Swap 9 and 4 (beginning and length - 2 since last element is already largest)
[4, 7, 8, 6, 5, 2, 1, 3, 9, 10]
call heapify on index 0
Continue swapping the first element (the root) and last element of the heap
and then call heapify on element 0
After all these iterations, the array will be sorted

Implementation:

const heapSort = array => {
  array = createMaxHeap(array);
  let temp;
  let heapSize = array.length;

  for (let i = array.length - 1; i > 0; i--) {
    temp = array[0];
    array[0] = array[i];
    array[i] = temp;
    heapSize--;
    heapify(array, 0, heapSize);
  }
  return array;
};

const createMaxHeap = array => {
  for (let i = Math.floor(array.length /2); i >= 0; i--) {
    heapify(array, i, array.length);
  }
  return array;
};

const heapify = (array, index, heapSize) => {
  const left = 2*index + 1;
  const right= 2*index + 2;
  let largestValueIndex = index;

  if (heapSize > left && array[largestValueIndex] < array[left]) {
    largestValueIndex = left;
  }

  if (heapSize > right && array[largestValueIndex] < array[right]) {
    largestValueIndex = right;
  }

  if (largestValueIndex !== index) {
    const temp = array[index];
    array[index] = array[largestValueIndex];
    array[largestValueIndex] = temp;
    heapify(array, largestValueIndex, heapSize);
  }

};

Radix Sort

Radix Sort is a sorting algorithm that takes advantage of the fact that integers have a finite number of bits. In radix sort, we iterate through each digit of the number, grouping numbers by each digit. For example if we have an array of integers, we might first sort them by the first digit so that all numbers that start with 1s are grouped together. Then we sort each of these groupings by the next digit. Unlike the other sorting algorithms that do comparisons and perform at best O(n log(n)), radix sort has a runtime of O(kn), where n is the number of items in the array and k is the number of passes in the sorting algorithm.

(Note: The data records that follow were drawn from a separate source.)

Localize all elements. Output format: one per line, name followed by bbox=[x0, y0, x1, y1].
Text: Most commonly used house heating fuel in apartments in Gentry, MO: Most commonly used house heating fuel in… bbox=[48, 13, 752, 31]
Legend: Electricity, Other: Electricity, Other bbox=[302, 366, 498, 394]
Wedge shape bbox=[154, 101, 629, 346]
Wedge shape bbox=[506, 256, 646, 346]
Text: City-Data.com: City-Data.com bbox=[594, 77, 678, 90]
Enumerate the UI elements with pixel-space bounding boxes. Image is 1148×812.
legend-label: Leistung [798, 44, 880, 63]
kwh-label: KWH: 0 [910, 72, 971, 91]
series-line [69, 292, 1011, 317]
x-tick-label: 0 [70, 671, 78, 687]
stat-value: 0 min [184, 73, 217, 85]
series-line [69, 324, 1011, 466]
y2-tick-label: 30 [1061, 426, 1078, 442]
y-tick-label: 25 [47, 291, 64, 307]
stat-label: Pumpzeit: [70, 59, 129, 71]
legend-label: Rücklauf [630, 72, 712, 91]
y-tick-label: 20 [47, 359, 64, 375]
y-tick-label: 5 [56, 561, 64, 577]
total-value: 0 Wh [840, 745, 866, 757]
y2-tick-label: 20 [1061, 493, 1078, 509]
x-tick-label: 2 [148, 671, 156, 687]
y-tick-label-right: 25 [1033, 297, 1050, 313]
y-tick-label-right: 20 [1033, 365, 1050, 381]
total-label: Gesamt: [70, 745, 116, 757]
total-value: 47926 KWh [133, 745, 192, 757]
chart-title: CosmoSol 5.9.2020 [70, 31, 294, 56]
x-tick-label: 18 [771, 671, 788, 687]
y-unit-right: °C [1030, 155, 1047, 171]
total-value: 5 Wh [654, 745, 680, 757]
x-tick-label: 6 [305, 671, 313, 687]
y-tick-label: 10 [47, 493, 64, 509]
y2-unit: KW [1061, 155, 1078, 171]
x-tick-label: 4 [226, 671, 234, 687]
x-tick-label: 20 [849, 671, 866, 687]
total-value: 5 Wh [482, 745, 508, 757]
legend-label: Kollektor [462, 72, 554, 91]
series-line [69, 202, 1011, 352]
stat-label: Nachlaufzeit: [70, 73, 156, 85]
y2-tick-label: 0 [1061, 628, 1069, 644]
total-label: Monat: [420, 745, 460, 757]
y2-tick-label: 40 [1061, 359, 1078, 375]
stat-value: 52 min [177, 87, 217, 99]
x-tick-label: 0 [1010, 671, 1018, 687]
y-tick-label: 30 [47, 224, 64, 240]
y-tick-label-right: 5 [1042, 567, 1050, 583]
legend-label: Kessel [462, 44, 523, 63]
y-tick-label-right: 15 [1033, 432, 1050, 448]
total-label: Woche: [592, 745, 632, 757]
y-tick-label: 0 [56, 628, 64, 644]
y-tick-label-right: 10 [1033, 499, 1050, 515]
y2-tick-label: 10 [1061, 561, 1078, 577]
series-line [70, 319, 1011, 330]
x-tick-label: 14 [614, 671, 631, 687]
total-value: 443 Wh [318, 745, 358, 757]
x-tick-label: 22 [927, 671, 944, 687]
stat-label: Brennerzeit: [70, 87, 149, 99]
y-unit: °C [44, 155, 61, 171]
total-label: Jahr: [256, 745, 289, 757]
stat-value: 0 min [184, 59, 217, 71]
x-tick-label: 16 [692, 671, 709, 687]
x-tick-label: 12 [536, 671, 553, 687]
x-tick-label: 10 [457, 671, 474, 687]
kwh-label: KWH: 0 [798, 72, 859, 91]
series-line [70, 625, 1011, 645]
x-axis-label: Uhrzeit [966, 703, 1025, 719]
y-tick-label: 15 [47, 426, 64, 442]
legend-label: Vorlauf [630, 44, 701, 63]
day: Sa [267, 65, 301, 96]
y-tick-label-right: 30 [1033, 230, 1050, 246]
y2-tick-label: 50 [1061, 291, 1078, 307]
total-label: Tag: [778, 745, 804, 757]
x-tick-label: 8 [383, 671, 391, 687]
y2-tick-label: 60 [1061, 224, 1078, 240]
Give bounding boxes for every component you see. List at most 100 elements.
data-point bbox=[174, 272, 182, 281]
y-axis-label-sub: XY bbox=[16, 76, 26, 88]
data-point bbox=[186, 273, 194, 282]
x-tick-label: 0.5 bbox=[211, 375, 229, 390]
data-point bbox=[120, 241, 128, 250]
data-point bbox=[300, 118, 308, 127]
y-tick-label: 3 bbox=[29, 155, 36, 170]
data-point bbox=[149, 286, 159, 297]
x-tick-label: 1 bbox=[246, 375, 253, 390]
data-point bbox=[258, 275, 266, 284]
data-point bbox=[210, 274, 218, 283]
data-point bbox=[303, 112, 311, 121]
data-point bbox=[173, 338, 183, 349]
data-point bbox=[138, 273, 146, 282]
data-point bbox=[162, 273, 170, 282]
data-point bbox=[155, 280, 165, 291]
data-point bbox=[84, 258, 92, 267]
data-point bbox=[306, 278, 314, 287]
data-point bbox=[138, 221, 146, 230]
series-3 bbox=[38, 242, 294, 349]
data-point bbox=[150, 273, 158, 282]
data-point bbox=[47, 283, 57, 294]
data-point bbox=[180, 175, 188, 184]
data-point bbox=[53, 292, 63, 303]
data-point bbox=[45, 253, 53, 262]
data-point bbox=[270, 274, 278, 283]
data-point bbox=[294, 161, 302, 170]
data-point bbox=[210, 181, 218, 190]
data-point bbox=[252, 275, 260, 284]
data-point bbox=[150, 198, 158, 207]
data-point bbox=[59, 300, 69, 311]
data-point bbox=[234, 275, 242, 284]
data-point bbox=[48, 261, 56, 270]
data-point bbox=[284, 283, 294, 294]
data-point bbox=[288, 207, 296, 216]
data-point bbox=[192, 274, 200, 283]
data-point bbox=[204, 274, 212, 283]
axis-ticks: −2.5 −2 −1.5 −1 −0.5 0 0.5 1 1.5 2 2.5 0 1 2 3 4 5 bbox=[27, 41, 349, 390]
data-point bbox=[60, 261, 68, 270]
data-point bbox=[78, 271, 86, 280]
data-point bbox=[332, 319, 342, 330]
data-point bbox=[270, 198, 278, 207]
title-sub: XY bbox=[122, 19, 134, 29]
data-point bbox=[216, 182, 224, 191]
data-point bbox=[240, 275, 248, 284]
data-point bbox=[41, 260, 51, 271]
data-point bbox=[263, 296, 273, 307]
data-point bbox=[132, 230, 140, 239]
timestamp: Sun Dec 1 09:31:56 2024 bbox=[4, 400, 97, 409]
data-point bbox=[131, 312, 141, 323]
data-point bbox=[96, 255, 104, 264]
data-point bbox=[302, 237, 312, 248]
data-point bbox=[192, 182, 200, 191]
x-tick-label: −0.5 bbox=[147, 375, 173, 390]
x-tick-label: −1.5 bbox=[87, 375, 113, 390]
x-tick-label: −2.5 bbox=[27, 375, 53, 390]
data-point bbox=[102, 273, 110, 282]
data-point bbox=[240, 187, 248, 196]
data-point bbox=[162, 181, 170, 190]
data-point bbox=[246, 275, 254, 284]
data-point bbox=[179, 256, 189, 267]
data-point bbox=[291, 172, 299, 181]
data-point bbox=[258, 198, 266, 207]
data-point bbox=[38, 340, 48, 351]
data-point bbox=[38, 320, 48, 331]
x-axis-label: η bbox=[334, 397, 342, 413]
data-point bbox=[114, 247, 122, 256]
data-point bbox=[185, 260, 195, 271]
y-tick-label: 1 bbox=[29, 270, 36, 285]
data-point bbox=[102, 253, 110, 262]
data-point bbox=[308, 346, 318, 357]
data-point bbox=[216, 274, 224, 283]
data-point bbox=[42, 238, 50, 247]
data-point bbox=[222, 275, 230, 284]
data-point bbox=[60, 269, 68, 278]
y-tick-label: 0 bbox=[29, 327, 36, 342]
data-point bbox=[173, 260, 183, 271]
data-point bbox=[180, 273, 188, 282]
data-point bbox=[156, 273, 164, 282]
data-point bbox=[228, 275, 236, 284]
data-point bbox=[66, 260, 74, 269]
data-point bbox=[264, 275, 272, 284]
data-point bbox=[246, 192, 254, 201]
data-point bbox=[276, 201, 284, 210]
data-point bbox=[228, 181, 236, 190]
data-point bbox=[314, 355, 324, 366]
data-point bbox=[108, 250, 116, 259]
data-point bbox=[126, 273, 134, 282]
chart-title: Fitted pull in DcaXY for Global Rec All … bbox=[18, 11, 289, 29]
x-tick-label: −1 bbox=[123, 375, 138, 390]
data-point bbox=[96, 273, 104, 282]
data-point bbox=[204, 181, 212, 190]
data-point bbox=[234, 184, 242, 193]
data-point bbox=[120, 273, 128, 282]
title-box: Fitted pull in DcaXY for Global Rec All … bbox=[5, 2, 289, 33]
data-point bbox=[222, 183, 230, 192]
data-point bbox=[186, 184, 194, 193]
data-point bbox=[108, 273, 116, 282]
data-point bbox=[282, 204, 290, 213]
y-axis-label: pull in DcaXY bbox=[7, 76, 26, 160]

unction getDigit(number, place, longestNumber) {
  const string = number.toString();
  const size = string.length;
  const mod = longestNumber - size;

  return string[place-mod] || 0;
}

function findLongestNumber (array) {
  let longest = 0;

  for (let i = 0; i < array.length; i++) {
    const currentLength = array[i].toString().length;
    longest = currentLength > longest ? currentLength : longest;
  }
  return longest;
}

function radixSort(array) {
  const longestNumber = findLongestNumber(array);
  const buckets = Array.from({length: 10}, () => []);

  for (let i = longestNumber - 1; i >= 0; i--) {
    while (array.length) {
      const current = array.shift();
      buckets[getDigit(current, i, longestNumber)].push(current);
    }
    for (let j = 0; j < 10; j++) {
      while (buckets[j].length) {
        array.push(buckets[j].shift());
      }
    }
  }


  return array
}

Greedy Algorithms

Greedy ALgorithms always make the locally optimal choice without considering the big picture. Greedy algorithms are not always optimal. However, there is a time and a place for greedy algorithms: when your data set is too big that you can't think of all the different scenarios because its just computationally too much, so its better to have a solution rather than no solution.

Dynamic Programming

Cache values to avoid repeated calculations. Dynamic programming has overlapping subproblems and tends to be recursive.

Approaches:

  • Top Down (recursive)
  • Bottom Up (iterative)

Final Thoughts

There are more sorting algorithms that exist other than bubble sort, insertion sort, merge sort, and quick sort that I didn't get to cover. I'll hopefully have some time in the coming days to go over and learn them. For now, in my next blog post, I'll delve into some common data structures.